Une présence motivante et amicale
« Ce que l’on constate pour l’instant, c’est que le système est fonctionnel. Les premiers essais montrent que le robot est capable d’effectuer un suivi continu des patients, mais nous attendons la fin des tests cliniques pour conclure sur l’efficacité du robot en terme de motivation, de rééducation et sur le ressenti des patients et des kinésithérapeutes. » affirme Mai Nguyen.
Dans une démarche de co-conception, Poppy a été soumis à une pré-expérimentation lors de la phase d’élaboration du projet, auprès de cinq personnes âgées peu confrontées à la technologie. Suite à des séances d’exercices physiques coachés par le robot, des psychologues se sont entretenus avec les participants. Le but était de comprendre comment ils avaient perçu la machine, et s’ils avaient correctement interprété ses mouvements. « Avant la séance, les sujets avaient beaucoup d’appréhension à l’idée de travailler avec un robot, mais Poppy a été perçu de manière très positive, avec un côté amical qui a beaucoup plu. » explique Mai Nguyen. « Les sujets étaient très motivés pour bien réaliser leurs exercices ! » Des tests auprès de six patients souffrant de lombalgie ont par ailleurs été effectués au CHRU de Brest et au centre de rééducation de Perharidy.

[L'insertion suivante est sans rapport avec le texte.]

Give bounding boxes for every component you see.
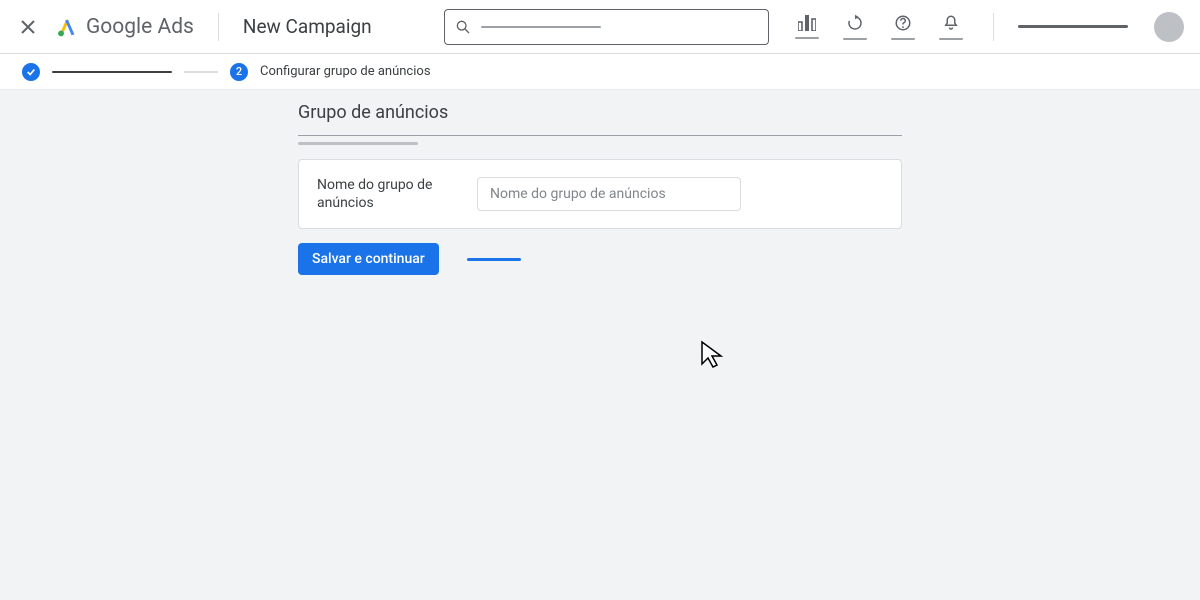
- cursor-icon: [700, 340, 728, 370]
- search-icon: [455, 19, 471, 35]
- cancel-link-redacted[interactable]: [467, 258, 521, 261]
- section-divider: [298, 135, 902, 136]
- adgroup-name-input[interactable]: [490, 186, 728, 202]
- check-icon: [26, 67, 36, 77]
- step-1-label-redacted: [52, 71, 172, 73]
- notifications-icon[interactable]: [933, 9, 969, 45]
- section-title: Grupo de anúncios: [298, 102, 1200, 123]
- save-continue-button[interactable]: Salvar e continuar: [298, 243, 439, 275]
- page-title: New Campaign: [243, 15, 372, 38]
- search-input[interactable]: [444, 9, 769, 45]
- section-subtext-redacted: [298, 142, 418, 145]
- help-icon[interactable]: [885, 9, 921, 45]
- stepper: 2 Configurar grupo de anúncios: [0, 54, 1200, 90]
- step-2-label: Configurar grupo de anúncios: [260, 64, 431, 79]
- main-content: Grupo de anúncios Nome do grupo de anúnc…: [0, 90, 1200, 275]
- product-name: Google Ads: [86, 15, 194, 39]
- account-label-redacted[interactable]: [1018, 25, 1128, 28]
- adgroup-name-label: Nome do grupo de anúncios: [317, 176, 437, 212]
- form-actions: Salvar e continuar: [298, 243, 1200, 275]
- reports-icon[interactable]: [789, 9, 825, 45]
- avatar[interactable]: [1154, 12, 1184, 42]
- product-logo[interactable]: Google Ads: [56, 15, 194, 39]
- divider: [993, 13, 994, 41]
- step-1-check[interactable]: [22, 63, 40, 81]
- step-2-badge[interactable]: 2: [230, 63, 248, 81]
- header-toolbar: [789, 9, 1184, 45]
- app-header: Google Ads New Campaign: [0, 0, 1200, 54]
- close-icon[interactable]: [16, 15, 40, 39]
- refresh-icon[interactable]: [837, 9, 873, 45]
- ads-logo-icon: [56, 16, 78, 38]
- search-placeholder-redacted: [481, 26, 601, 28]
- adgroup-name-card: Nome do grupo de anúncios: [298, 159, 902, 229]
- step-connector: [184, 71, 218, 73]
- divider: [218, 13, 219, 41]
- adgroup-name-field[interactable]: [477, 177, 741, 211]
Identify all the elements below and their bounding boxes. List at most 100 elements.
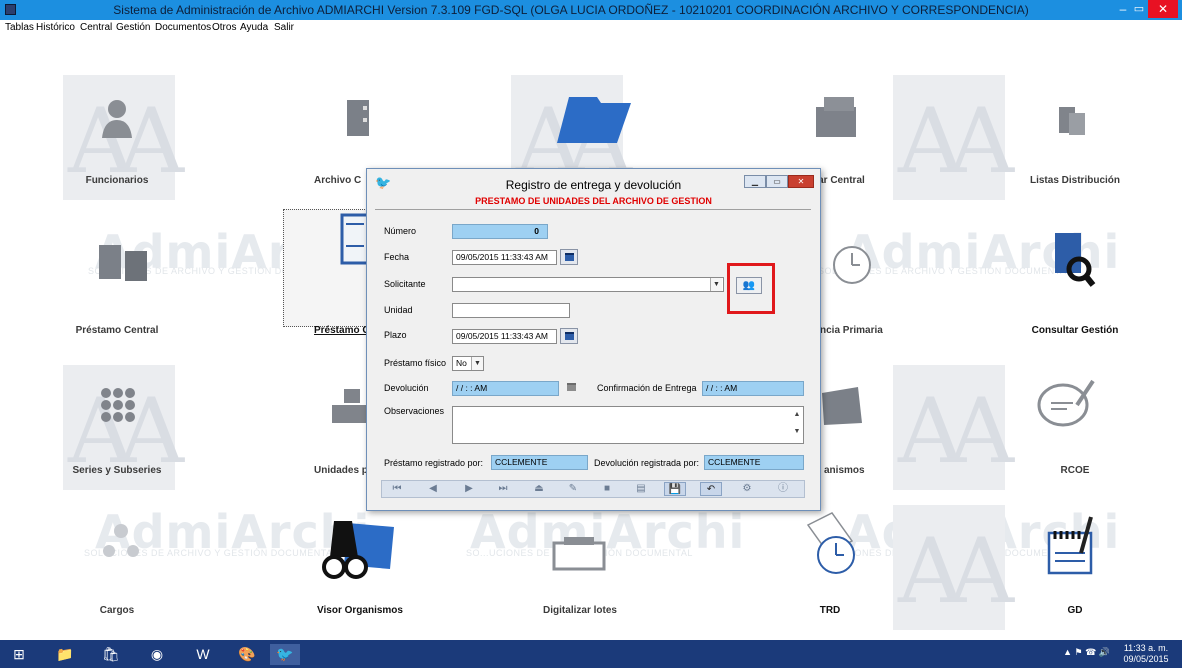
save-icon[interactable]: 💾 bbox=[664, 482, 686, 496]
chevron-down-icon[interactable]: ▼ bbox=[471, 357, 483, 370]
loan-registration-dialog: 🐦 Registro de entrega y devolución ▁ ▭ ✕… bbox=[366, 168, 821, 511]
tile-label: RCOE bbox=[1060, 465, 1090, 476]
windows-start-icon[interactable]: ⊞ bbox=[4, 644, 34, 665]
confirmacion-field[interactable]: / / : : AM bbox=[702, 381, 804, 396]
bricks-icon bbox=[332, 389, 368, 423]
solicitante-combo[interactable] bbox=[452, 277, 724, 292]
menu-salir[interactable]: Salir bbox=[274, 22, 294, 33]
dialog-close-button[interactable]: ✕ bbox=[788, 175, 814, 188]
menu-ayuda[interactable]: Ayuda bbox=[240, 22, 268, 33]
paint-icon[interactable]: 🎨 bbox=[232, 644, 262, 665]
devolucion-registrada-label: Devolución registrada por: bbox=[594, 458, 700, 468]
prestamo-fisico-label: Préstamo físico bbox=[384, 358, 447, 368]
textarea-scrollbar[interactable]: ▲ ▼ bbox=[791, 407, 803, 443]
prestamo-registrado-field: CCLEMENTE bbox=[491, 455, 588, 470]
dialog-subtitle: PRESTAMO DE UNIDADES DEL ARCHIVO DE GEST… bbox=[475, 196, 712, 206]
numero-field[interactable]: 0 bbox=[452, 224, 548, 239]
word-icon[interactable]: W bbox=[188, 644, 218, 665]
signature-icon bbox=[1037, 379, 1095, 427]
file-explorer-icon[interactable]: 📁 bbox=[50, 644, 80, 665]
tile-label: GD bbox=[1067, 605, 1083, 616]
fecha-field[interactable]: 09/05/2015 11:33:43 AM bbox=[452, 250, 557, 265]
grid-dots-icon bbox=[101, 388, 135, 422]
dialog-window-controls: ▁ ▭ ✕ bbox=[744, 175, 814, 189]
fecha-calendar-button[interactable] bbox=[560, 249, 578, 265]
devolucion-label: Devolución bbox=[384, 383, 429, 393]
folders-icon bbox=[822, 387, 862, 425]
menu-historico[interactable]: Histórico bbox=[36, 22, 75, 33]
dialog-minimize-button[interactable]: ▁ bbox=[744, 175, 766, 188]
tile-label: Cargos bbox=[99, 605, 135, 616]
window-title: Sistema de Administración de Archivo ADM… bbox=[113, 3, 1029, 17]
user-icon bbox=[102, 100, 132, 138]
unidad-field[interactable] bbox=[452, 303, 570, 318]
minimize-button[interactable]: – bbox=[1114, 2, 1132, 16]
maximize-button[interactable]: ▭ bbox=[1132, 2, 1146, 16]
observaciones-label: Observaciones bbox=[384, 406, 445, 416]
boxes-icon bbox=[816, 97, 856, 137]
tile-label: Visor Organismos bbox=[317, 605, 403, 616]
highlight-box bbox=[727, 263, 775, 314]
taskbar: ⊞ 📁 🛍 ◉ W 🎨 🐦 ▲ ⚑ ☎ 🔊 11:33 a. m. 09/05/… bbox=[0, 640, 1182, 668]
divider bbox=[375, 209, 811, 210]
info-icon[interactable]: ⓘ bbox=[772, 482, 794, 496]
chrome-icon[interactable]: ◉ bbox=[142, 644, 172, 665]
menu-gestion[interactable]: Gestión bbox=[116, 22, 150, 33]
calendar-icon bbox=[567, 383, 576, 391]
edit-icon[interactable]: ✎ bbox=[562, 482, 584, 496]
plazo-label: Plazo bbox=[384, 330, 407, 340]
org-chart-icon bbox=[103, 524, 139, 557]
tile-label: Funcionarios bbox=[85, 175, 149, 186]
undo-icon[interactable]: ↶ bbox=[700, 482, 722, 496]
system-tray[interactable]: ▲ ⚑ ☎ 🔊 bbox=[1063, 647, 1110, 658]
document-icon[interactable]: ▤ bbox=[630, 482, 652, 496]
notebook-pen-icon bbox=[1047, 516, 1093, 575]
store-icon[interactable]: 🛍 bbox=[96, 644, 126, 665]
tile-label: Listas Distribución bbox=[1029, 175, 1120, 186]
menu-bar: Tablas Histórico Central Gestión Documen… bbox=[0, 20, 1182, 36]
dialog-title-bar: 🐦 Registro de entrega y devolución ▁ ▭ ✕ bbox=[367, 169, 820, 195]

Pour l’instant, l’ensemble de ces expérimentations ont été menées dans un cadre hospitalier. Mais le but des chercheurs est, à terme, de proposer un robot qui peut être emmené par le patient à son domicile, avec un programme d’exercices personnalisés déjà implémenté par le kinésithérapeute. « Nous essayons de mettre au point un système le plus léger possible, avec seulement une caméra en guise de capteur. » précise Mai Nguyen. Les chercheurs ont également lancé une étude sur le modèle économique en vue d’une production industrielle de ce robot kinésithérapeute.
« Le projet avait des racines très théoriques, mais sa réalisation est de plus en plus concrète ! » affirme Mai Nguyen. « Nous pensons que, dans quelques années, cette solution pourra être disponible sur le marché, amenant de réelles avancées dans la prise en charge des patients. »
Les travaux présentés ici sont financés partiellement par le projet européen EU FP-7 ECHORD++ KERAAL, par le projet CPER VITAAL financé par FEDER, et par le projet RoKINter de l’UBO.